Default is unchanged. When effort is unset, yottacode injects no reasoning parameter at all — every provider behaves exactly as it does without the setting. In particular, Anthropic and Gemini do not get extended thinking unless you ask for it (it costs extra tokens). /effort default (or off/none) returns to this state mid-session.
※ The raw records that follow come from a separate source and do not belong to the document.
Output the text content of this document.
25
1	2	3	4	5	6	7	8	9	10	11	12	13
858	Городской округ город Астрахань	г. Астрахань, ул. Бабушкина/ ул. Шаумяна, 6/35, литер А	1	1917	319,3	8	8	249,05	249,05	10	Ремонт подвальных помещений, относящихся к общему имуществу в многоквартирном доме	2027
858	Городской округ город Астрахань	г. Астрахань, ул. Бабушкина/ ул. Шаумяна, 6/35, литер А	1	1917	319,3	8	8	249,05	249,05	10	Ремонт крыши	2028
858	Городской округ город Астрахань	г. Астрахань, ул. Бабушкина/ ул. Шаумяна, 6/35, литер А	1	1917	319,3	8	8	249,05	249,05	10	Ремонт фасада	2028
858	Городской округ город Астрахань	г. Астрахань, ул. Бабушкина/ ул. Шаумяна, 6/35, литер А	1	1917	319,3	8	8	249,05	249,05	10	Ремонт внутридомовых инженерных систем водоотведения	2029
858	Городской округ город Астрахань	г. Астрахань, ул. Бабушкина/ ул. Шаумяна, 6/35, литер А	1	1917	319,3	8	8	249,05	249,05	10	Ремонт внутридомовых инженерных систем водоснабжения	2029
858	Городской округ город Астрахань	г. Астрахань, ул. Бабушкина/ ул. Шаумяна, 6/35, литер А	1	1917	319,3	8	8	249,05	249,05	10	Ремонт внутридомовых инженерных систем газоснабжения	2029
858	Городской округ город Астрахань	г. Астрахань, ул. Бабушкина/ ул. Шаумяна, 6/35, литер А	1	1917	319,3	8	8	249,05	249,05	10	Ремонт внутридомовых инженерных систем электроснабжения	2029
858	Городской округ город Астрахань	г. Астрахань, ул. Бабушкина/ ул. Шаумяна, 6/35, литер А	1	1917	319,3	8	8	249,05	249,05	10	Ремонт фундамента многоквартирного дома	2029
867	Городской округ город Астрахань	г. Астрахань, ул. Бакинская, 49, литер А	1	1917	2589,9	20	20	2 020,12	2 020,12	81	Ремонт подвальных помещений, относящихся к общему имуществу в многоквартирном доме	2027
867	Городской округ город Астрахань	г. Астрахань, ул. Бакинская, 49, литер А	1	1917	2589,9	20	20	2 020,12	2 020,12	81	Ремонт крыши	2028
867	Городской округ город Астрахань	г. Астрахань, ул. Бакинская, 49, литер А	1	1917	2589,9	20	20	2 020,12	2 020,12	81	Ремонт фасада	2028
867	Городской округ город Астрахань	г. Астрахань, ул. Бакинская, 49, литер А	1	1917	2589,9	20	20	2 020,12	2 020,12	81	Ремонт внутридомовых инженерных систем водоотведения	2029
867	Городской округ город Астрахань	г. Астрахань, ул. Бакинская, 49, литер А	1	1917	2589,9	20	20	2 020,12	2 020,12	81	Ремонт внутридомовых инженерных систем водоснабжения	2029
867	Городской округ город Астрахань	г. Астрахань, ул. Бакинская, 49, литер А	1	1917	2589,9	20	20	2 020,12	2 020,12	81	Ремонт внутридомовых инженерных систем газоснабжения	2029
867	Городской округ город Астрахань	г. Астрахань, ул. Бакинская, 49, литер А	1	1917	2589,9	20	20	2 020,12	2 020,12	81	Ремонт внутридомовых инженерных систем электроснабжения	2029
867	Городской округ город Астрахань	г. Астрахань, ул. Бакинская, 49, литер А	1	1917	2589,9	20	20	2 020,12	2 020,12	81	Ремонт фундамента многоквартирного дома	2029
No per-model table to maintain. Whether a model supports thinking, and how big a thinking budget to allow, come from the model catalog (Capabilities.Thinking and MaxOutput, fetched from each provider’s list-models endpoint via yotta-models refresh) — not a hand-maintained list. A model the catalog doesn’t describe still works: enum providers (OpenAI/xAI) are gated on model-name prefixes, and Anthropic/Gemini fall back to a conservative thinking budget. If the catalog explicitly marks a model as non-thinking, the effort is a no-op rather than an error (surfaced as a /effort hint).